The Roots of Labor Day

For Americans, Labor Day marks the unofficial end of summer–we celebrate by taking a load off and savoring the season as milder days arrive (maybe even putting on some summer tunes). So it’s easy to forget that the roots of the holiday are in American workers’ struggle for better work conditions in the 19th and 20th centuries. President Grover Cleveland signed Labor Day into law as a federal holiday in 1894, at a time when bloodshed was not an uncommon occurrence in labor disputes.

Garment workers were often at the center of national attention in the labor movement–probably no more so than in the 1911 Triangle Shirtwaist Factory fire, when 146 workers died (see photo above). Mostly young women, the Triangle Factory workers were making blouses in a New York high rise–the tragedy highlighted the terrible and unsafe conditions in which they worked.

So it’s good day to be aware of the fact that, even though modern machinery means there’s fewer hands on our clothes than ever, clothes are still made by people, and often in conditions we would not be happy with. As recently as 2013, a factory collapse in Bangladesh killed over 1,000 people, and such accidents continue.

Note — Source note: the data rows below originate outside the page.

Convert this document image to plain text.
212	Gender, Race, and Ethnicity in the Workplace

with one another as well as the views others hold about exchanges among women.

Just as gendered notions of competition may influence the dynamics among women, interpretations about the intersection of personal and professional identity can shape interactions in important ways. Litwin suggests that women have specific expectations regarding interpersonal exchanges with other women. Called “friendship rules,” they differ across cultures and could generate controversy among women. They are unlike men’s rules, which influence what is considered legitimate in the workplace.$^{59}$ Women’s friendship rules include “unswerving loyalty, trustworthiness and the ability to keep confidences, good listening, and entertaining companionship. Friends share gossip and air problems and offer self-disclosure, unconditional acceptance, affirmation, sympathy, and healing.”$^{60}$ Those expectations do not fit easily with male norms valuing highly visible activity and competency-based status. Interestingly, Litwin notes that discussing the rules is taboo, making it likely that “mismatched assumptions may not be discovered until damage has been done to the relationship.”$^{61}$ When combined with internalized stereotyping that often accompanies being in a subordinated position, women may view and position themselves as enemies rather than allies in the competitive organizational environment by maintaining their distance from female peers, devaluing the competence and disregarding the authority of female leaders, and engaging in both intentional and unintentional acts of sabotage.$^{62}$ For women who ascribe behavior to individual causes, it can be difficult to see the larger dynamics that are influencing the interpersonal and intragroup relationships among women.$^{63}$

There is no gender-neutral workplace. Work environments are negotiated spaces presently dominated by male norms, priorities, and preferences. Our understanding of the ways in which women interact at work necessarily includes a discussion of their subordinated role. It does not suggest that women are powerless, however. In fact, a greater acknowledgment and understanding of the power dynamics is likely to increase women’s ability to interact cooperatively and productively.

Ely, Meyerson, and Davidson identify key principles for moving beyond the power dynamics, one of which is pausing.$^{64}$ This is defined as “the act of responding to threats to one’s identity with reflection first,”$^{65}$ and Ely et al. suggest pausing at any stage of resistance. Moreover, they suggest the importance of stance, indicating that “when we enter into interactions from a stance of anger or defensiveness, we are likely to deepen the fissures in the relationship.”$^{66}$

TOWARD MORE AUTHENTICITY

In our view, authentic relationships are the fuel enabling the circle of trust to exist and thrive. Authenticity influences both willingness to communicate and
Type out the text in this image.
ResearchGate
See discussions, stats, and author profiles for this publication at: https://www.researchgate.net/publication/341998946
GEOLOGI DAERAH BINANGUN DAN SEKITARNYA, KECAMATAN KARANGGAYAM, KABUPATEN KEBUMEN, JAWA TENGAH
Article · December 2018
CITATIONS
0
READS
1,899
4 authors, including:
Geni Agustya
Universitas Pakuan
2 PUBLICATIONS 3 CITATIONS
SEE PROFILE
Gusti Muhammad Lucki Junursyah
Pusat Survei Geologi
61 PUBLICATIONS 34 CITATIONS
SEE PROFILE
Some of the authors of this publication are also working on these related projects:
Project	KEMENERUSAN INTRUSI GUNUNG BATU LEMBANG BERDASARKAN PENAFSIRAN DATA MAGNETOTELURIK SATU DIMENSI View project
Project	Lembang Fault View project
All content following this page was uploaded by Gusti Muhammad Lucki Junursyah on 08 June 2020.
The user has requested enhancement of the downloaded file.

There’s no easy answer for consumers, no way to guarantee the clothes you buy were made in reasonable conditions, and no label or country of origin that can truly make that promise. Even trying to avoid certain countries of manufacture can potentially have negative effects, as boycotting a country’s products won’t necessarily lead to better conditions for that country’s workers. But we can be mindful of our consumption, try to buy from reputable manufacturers, and as companies become aware that customers are looking for products that are more ethically made (and that they’re willing to pay for it), brands will have a business incentive to value better conditions over merely getting to the lowest price.